Unchained by Sara Stansberry
“I just want to be certain – I want to know what’s going to happen, and I want to make sure I don’t get hurt.” I was silent, listening to my friend as she was carefully spelling out the details of a new romantic interest. Her voice was filled with enthusiasm and a little dread. New relationships are scary and she was afraid of the unknown.
In life, there is so much uncertainty.
We are all afraid of the unknown. The unknown is uncomfortable. It feels unsafe. Uncertainty is nerve-racking. When faced with a new situation, most of us stick our necks out, feel the cold rush of insecurity and then quickly retreat back into our comfort zone.
But you do not grow in your comfort zone and you can’t change there.
Discomfort can be experienced in all places in our lives – in relationships, in business, parenting. Either you don’t feel equipped to face the challenges ahead, or you’re too scared of taking a risk and creating change.
My friend didn’t like the feeling of not knowing. Being uncomfortable made her feel like something was wrong. And it wasn’t wrong necessarily, it just felt that way.
What if we switched the paradigm up a bit? What if we looked at it differently? What if we were able to be comfortable being uncomfortable?
Because here’s the deal:
In this world, nothing is certain and there are no guarantees. You can never really be 100% sure about anything. All we can ever do is make educated guesses based on a set of data that we walk about with. The things you think you know - you might not. You can never have all of the answers.
But you can have your answer.
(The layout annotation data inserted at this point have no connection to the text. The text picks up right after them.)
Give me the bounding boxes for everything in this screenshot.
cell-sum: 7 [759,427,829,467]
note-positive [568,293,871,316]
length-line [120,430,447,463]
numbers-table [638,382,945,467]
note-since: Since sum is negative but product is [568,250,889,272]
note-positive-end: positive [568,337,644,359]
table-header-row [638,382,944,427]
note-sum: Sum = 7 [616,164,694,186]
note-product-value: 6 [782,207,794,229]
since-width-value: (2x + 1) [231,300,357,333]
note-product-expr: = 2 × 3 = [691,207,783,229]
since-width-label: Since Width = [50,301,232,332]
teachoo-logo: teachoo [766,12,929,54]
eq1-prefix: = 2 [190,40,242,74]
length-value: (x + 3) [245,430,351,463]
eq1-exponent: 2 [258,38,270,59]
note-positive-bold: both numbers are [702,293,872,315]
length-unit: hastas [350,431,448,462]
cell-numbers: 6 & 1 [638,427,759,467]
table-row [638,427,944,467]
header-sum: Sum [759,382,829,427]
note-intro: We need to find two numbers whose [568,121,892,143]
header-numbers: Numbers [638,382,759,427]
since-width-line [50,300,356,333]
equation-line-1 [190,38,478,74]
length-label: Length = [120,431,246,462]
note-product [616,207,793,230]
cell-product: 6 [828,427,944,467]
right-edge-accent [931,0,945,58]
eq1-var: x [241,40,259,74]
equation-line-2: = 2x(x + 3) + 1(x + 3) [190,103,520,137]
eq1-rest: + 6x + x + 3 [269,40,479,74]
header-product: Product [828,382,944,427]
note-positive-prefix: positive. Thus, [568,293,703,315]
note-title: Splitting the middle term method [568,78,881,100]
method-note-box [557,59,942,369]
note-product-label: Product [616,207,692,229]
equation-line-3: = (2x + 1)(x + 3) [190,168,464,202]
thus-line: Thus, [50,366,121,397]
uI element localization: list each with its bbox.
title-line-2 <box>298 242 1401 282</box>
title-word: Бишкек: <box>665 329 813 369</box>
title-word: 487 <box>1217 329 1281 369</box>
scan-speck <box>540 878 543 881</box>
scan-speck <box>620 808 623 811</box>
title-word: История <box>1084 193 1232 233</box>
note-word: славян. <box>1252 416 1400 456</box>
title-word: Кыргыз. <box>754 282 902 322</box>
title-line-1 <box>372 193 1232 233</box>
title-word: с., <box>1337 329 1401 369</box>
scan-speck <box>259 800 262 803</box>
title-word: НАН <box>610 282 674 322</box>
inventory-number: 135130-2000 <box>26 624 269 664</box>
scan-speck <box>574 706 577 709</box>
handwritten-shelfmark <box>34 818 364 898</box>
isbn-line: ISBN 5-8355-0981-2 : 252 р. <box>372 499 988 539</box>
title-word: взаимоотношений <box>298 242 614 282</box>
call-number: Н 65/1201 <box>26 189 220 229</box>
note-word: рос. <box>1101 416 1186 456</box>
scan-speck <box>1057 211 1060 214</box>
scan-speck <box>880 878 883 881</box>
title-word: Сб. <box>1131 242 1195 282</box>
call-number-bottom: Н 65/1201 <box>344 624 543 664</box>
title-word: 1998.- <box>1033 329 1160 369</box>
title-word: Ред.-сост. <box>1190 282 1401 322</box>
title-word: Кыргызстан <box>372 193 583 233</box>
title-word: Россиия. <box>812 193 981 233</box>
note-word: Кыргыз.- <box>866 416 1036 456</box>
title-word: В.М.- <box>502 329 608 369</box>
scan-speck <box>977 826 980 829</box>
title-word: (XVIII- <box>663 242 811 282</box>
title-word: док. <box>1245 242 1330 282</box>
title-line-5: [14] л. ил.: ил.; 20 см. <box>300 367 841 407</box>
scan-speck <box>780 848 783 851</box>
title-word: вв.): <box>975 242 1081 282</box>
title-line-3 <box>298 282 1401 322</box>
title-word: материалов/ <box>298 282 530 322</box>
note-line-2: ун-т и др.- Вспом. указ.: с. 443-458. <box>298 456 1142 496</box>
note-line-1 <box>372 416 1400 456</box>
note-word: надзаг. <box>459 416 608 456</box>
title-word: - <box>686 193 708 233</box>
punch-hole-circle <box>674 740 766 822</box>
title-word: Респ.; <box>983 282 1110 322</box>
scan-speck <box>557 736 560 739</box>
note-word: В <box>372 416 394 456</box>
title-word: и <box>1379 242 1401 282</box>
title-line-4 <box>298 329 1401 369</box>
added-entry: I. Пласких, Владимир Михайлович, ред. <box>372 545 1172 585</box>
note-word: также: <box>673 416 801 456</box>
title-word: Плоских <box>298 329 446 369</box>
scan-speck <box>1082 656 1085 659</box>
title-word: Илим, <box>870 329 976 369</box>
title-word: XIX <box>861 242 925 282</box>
The best answer for you. And that’s all you need.
I often find myself in seasons of uncertainty. It’s been a hard lesson, but I have learned (I am still learning) to be comfortable in the uncomfortable. Sometimes sitting in this place and not retreating is what it takes for the right thing to materialize. It is scary and vulnerable, but I’m learning to live there and more importantly, I’m learning to love there.
The key is found within.
The key is in finding safety and security within you – there is a spiritual component to this. You can trust (circumstances, people around you, etc.) because you can trust you. Once you learn to trust yourself, security begins to form. Once you learn to love yourself, the rest will fall into place.
Are there areas in your life where you feel discomfort? I encourage you to press in and discover what you can learn by being comfortable in the uncomfortable.